A Wunderkind of the Visual Arts

Cyrus James Tilton, 39, arrived in the Bay Area from Alaska in the ’90s, just as Oakland was at the cusp of a new artistic revolution boom. A passionate and dedicated artist who took his craft seriously, Tilton helped usher in the Oakland artistic renaissance and remained an active fixture in the community throughout the ’00s.

Despite his youth, Tilton bucked the stereotype of the wild, irritable artistic wunderkind, impressing colleagues and critics with his maturity and experience. He knew that art didn’t spring, fully formed, from the genius’ brain, and so he never shied away from the long hours and laborious work that it took to make a piece shine. He helped elevate the Oakland art scene from one characterized by amateur DIY projects to the professional-level shows that grabbed the attention of the greater art world. He participated in the First Friday Art Walk and Oakland Art Murmur 10 years ago and was among the first artists to have his work displayed at Davies Symphony Hall.

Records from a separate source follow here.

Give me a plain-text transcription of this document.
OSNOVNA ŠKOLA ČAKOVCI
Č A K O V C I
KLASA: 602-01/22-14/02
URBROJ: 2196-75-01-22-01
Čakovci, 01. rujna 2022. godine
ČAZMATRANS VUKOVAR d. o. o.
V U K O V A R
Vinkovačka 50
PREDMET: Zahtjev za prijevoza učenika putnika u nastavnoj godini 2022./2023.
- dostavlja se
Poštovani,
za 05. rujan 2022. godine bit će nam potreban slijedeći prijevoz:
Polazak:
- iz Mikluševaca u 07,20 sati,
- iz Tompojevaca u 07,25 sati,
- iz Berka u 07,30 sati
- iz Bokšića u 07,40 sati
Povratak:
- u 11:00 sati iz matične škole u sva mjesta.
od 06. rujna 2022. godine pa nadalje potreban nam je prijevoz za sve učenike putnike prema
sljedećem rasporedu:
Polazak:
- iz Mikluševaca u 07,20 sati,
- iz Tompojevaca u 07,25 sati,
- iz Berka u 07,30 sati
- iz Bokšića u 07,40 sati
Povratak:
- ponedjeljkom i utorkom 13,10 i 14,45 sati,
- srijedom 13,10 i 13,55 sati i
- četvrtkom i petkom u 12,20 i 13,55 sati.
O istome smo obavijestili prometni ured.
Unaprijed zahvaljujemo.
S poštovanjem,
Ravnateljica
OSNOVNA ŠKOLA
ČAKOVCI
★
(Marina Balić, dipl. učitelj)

Even those unfamiliar with Tilton’s name will recognize his work from public sculptures throughout the Bay Area. One of his first projects upon arriving in the Bay Area was a giant baseball glove stationed above the left-field bleacher seats at AT&T Park. Tilton went on to create California sea lion sculptures for the Marine Mammal Center in Sausalito and displays on sea lions for the Bay Area Discovery Museum.

A committed environmentalist, Tilton used his art to draw attention to issues like overpopulation and deforestation, and he was a vocal critic of the culture of over-consumption, which he saw as the main drive pushing the world toward ruin.

Tilton’s creativity extended beyond the visual arts. When away from the studio, he wrote music and played guitar and synthesizers for underground bands NED and Mwahaha. His passing leaves a void in the Bay Area art community that cannot be filled.